PADANG SIDEMPUAN - Begitu mendengar adanya berita viral terkait kasus dugaan kekerasan seksual terhadap anak dibawah umur yang dilaporkan ke Polres Padang Sidempuan Sesuai LP: STPL/314/IX/2020/ SU/PSP, tertanggal 22 September 2020 lalu. Ketua Pimpinan Anak Cabang (PAC) Gerakan Pemuda (GP) Ansor Kecamatan P.Sidimpuan Batunadua Kota P.Sidempuan Hendri Alfriyanto menyampaikan dan menegaskan kepada pihak aparat penegak hukum (APH) khususnya di Kota P.Sidempuan harus bertindak cepat, tegas dan adil dalam menanggapi kasus-kasus cabul seperti ini.
“Saya memandang serta mengajak seluruh elemen masyarakat Kota P.Sidempuan untuk mengawal proses kasus a quo dengan mengedepankan asas keadilan kesebandingan dan due proses of law. Jika kejahatan sampai di damaikan tanpa diberikan sanksi yang tegas, dimana lagi kita akan mencari keadilan,” ujar Hendri kepada awak media, Minggu (28/8/2022).
Lebih lanjut Hendri menjelaskan, bahwa dalam konteks Negara lndonesia yang menganut asas eropa kontinental/rechstaat perdamaian antara pelapor/korban dengan terlapor di dalam sistem hukum pidana indonesia tidaklah menghapus perbuatan dan sanksi itu wajib untuk di jalani oleh pelaku.
“Oknum yang terlibat dalam perdamaian kasus pelecehan seksual terhadap anak merupakan pelaku kejahatan kemanusian. Dimana, perdamaian yang mengabaikan unsur pidananya, maka orang tua korban juga dianggap sebagai pelaku kejahatan kemanusian,” jelasnya.
Saya berharap, agar Undang-Undang Perlindungan terhadap Anak dijalankan sebagaimana mestinya yang diatur dalam Undang-Undang Nomor 35 tahun 2014 tentang Perubahan Atas Undang-Undang Nomor 23 tahun 2002 tentang Perlindungan Anak. Yang terakhir diubah dengan Undang-Undang Nomor 17 tahun 2016 tentang Penetapan Peraturan Pemerintah Pengganti Undang-Undang Nomor 1 tahun 2016 tentang Perubahan Kedua Atas Undang-Undang Nomor 23 tahun 2002 tentang Perlindungan Anak.

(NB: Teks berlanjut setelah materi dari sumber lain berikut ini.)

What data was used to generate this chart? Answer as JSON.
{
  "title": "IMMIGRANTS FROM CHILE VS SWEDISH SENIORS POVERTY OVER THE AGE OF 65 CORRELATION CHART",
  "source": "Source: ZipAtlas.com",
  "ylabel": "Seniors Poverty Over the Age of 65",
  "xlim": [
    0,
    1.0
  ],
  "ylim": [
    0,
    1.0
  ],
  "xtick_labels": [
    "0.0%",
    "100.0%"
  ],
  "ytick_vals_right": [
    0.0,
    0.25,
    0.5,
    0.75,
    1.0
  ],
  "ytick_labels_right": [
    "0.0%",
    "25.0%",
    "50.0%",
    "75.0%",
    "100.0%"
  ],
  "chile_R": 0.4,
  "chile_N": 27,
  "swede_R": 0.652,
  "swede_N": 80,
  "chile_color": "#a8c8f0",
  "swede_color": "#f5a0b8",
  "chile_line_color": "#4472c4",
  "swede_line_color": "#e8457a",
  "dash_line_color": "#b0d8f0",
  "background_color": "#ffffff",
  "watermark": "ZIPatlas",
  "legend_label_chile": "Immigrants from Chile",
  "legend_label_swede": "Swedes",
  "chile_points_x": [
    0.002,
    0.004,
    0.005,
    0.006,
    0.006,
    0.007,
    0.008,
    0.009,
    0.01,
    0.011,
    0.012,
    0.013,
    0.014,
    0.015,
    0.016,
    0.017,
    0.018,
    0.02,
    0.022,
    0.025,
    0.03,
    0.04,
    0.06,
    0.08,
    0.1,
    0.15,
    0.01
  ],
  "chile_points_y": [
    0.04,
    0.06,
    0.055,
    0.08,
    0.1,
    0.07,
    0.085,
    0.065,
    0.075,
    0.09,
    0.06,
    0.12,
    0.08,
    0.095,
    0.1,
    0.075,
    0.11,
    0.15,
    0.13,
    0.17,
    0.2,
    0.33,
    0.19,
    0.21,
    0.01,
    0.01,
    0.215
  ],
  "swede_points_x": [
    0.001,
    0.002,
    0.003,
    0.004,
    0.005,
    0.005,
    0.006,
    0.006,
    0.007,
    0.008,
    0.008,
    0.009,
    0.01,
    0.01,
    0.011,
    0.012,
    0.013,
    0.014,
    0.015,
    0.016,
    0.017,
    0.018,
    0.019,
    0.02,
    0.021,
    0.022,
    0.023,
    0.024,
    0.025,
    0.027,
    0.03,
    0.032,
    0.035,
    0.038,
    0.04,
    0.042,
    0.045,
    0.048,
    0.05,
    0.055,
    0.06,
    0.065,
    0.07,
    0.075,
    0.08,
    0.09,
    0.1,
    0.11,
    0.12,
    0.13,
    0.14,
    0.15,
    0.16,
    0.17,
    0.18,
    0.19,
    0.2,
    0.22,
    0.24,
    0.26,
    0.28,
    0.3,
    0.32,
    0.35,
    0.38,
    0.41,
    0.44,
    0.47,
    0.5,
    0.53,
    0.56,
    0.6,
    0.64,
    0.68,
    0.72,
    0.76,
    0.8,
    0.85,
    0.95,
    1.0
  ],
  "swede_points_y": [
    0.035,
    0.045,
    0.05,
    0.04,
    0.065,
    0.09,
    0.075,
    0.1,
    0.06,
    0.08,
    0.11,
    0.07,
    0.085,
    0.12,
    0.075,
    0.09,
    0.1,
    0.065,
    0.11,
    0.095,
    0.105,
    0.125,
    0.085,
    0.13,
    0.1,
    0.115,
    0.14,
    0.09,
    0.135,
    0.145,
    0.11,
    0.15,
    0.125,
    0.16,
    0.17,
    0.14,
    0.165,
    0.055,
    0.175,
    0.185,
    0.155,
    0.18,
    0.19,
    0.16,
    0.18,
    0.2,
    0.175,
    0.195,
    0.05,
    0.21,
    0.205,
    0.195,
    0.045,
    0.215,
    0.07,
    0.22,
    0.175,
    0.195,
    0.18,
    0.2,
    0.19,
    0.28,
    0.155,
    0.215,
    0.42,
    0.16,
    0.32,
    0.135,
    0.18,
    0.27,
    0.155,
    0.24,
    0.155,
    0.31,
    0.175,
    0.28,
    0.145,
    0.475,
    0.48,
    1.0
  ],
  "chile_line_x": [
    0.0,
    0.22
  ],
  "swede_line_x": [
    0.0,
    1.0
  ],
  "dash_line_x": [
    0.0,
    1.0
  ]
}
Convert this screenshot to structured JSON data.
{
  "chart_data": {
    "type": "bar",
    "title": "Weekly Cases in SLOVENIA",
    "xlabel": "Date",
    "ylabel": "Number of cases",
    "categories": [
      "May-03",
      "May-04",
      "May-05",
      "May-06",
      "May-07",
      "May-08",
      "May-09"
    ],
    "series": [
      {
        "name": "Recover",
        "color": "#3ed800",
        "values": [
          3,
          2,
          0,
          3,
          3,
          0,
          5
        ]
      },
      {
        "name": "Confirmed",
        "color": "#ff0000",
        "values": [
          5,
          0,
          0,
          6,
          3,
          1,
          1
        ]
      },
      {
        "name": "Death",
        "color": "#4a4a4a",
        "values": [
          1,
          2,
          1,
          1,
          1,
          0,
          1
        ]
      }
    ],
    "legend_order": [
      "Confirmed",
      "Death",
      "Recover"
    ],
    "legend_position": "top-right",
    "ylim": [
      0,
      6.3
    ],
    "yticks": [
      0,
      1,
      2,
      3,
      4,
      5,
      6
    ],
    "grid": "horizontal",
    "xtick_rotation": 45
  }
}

Perlindungan Anak adalah segala kegiatan untuk menjamin dan melindungi Anak dan hak-hakya agar dapat hidup, tumbuh, berkembang, dan berpartisipasi secara optimal sesuai dengan harkat dan martabat kemanusiaan, serta mendapat perlindungan dari kekerasan dan diskriminasi.
Larangan kejahatan seksual berupa perbuatan cabul terhadap anak diatur dalam Pasal 76E Undang-Undang Nomor 35 tahun 2014 tentang Perubahan Atas Undang-Undang Nomor 23 tahun 2002 tentang Perlindungan Anak. Dalam Pasal 76E tersebut dikatakan : ”Setiap Orang dilarang melakukan Kekerasan atau ancaman Kekerasan, memaksa, melakukan tipu muslihat, melakukan serangkaian kebohongan, atau membujuk Anak untuk melakukan atau membiarkan dilakukan perbuatan cabul”.
Pebuatan cabul yang dilakukan seseorang terhadap anak yang di bawah umur jelas merupakan bentuk dari kejahatan seksual. (JK)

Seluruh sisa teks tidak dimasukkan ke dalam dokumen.